Even though cities were dominant politically and central to many earlier societies, only in the last century so have predominantly urban societies emerged. Before that most humans lived in villages or in hunter-gatherer bands. Everyone was in everyone else’s business. Anonymity was simply not a thing for most humans in most periods of our species’ history.

And, that ceiling is smaller than the number of people who live in close proximity to each other in cities. The potential facelessness of your neighbors in a city, and its diversity and cosmopolitanism is one reason that it was in cities that written laws displayed in public places emerged as a custom. Societies not bound together by social interaction and kinship needed abstractions which could scale. Laws, kings, and religions are just some of the cultural inventions that were essential to maintain order in a city where strangers interacted daily.
But were these cities really incubators for anonymity? I would argue that the premodern city offered far less anonymity, and therefore privacy than the modern city. Premodern cities were dense, due to limitations in transportation. They were defined by neighborhoods. Additionally, economic activities in cities were often defined by relationships between people, whether it be between a patron and an artisan, or members of a cooperative guild. In some ways, premodern cities were a collection of villages.

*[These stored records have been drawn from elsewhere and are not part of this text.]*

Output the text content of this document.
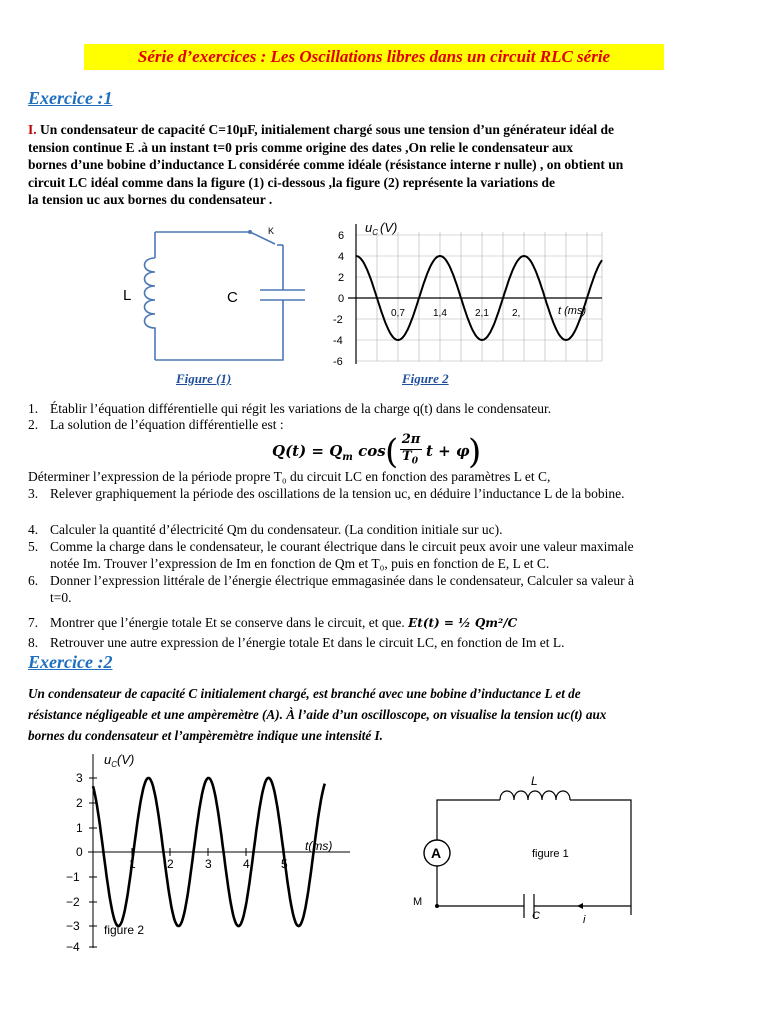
Série d’exercices : Les Oscillations libres dans un circuit RLC série
Exercice :1
I. Un condensateur de capacité C=10µF, initialement chargé sous une tension d’un générateur idéal de
tension continue E .à un instant t=0 pris comme origine des dates ,On relie le condensateur aux
bornes d’une bobine d’inductance L considérée comme idéale (résistance interne r nulle) , on obtient un
circuit LC idéal comme dans la figure (1) ci-dessous ,la figure (2) représente la variations de
la tension uc aux bornes du condensateur .
L	C
K
Figure (1)
6
4
2
0
-2
-4
-6
0,7	1,4	2,1 2,	t (ms)
$u_C$ (V)
Figure 2
1. Établir l’équation différentielle qui régit les variations de la charge q(t) dans le condensateur.
2. La solution de l’équation différentielle est :
$Q(t) = Q_m$ cos ( 2π
$T_0$
t + φ
)
Déterminer l’expression de la période propre T₀ du circuit LC en fonction des paramètres L et C,
3. Relever graphiquement la période des oscillations de la tension uc, en déduire l’inductance L de la bobine.
4. Calculer la quantité d’électricité Qm du condensateur. (La condition initiale sur uc).
5. Comme la charge dans le condensateur, le courant électrique dans le circuit peux avoir une valeur maximale
notée Im. Trouver l’expression de Im en fonction de Qm et T₀, puis en fonction de E, L et C.
6. Donner l’expression littérale de l’énergie électrique emmagasinée dans le condensateur, Calculer sa valeur à
t=0.
7. Montrer que l’énergie totale Et se conserve dans le circuit, et que. Et(t) = ½ Qm²/C
8. Retrouver une autre expression de l’énergie totale Et dans le circuit LC, en fonction de Im et L.
Exercice :2
Un condensateur de capacité C initialement chargé, est branché avec une bobine d’inductance L et de
résistance négligeable et une ampèremètre (A). À l’aide d’un oscilloscope, on visualise la tension uc(t) aux
bornes du condensateur et l’ampèremètre indique une intensité I.
3
2
1
0
−1
−2
−3
−4
1	2	3	4	5
t(ms)
$u_C(V)$
figure 2
A
L
figure 1
M
C	i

By the second half of the 20th century, individuals in cities could be totally self-sufficient and isolated from other human beings if they so chose when it came to personal relationships. The rationalization of modern life made deep human interaction a choice, and to some extent, privacy was the default state.
The rationalization of economic relations continues. But over the last 20 years, and especially the last ten or so, the default state of privacy has disappeared. If you know someone’s name you can usually find their age, where they have lived their adult life, who they lived with, and who their relatives are. Websites like Zillow can tell you their home-value or when/if they bought their home and for how much. Facebook, Twitter, and other social media make it so you can find out many things about a person.
Recently a friend of mine who became newly single after ten years in a relationship decided to try out online dating (for the first time). One thing he found is that you have to assume that your matches may have Googled you beforehand (presumably this depends on whether the site gives you full name or not). If you are too shy to talk to your neighbors, just look up who lives at the various addresses around you. Once you have their names you can find out everything else.

Whereas the political and social views of most employees of a corporation were out of view in the 20th-century, today many companies are snooping around in Facebook feeds and doing simple background checks. You may not have a personal relationship with a large company, but it has a relationship with the data that it defines you by.
The 20th-century was the century of privacy because the machinery of information distribution appropriate to hunter-gatherers and villages did not scale to cities. And 20th-century technology never caught up to the scale of the cities and economies of that period in terms of distributing information. As the 21st-century proceeds, it seems that information technology is finally now in place.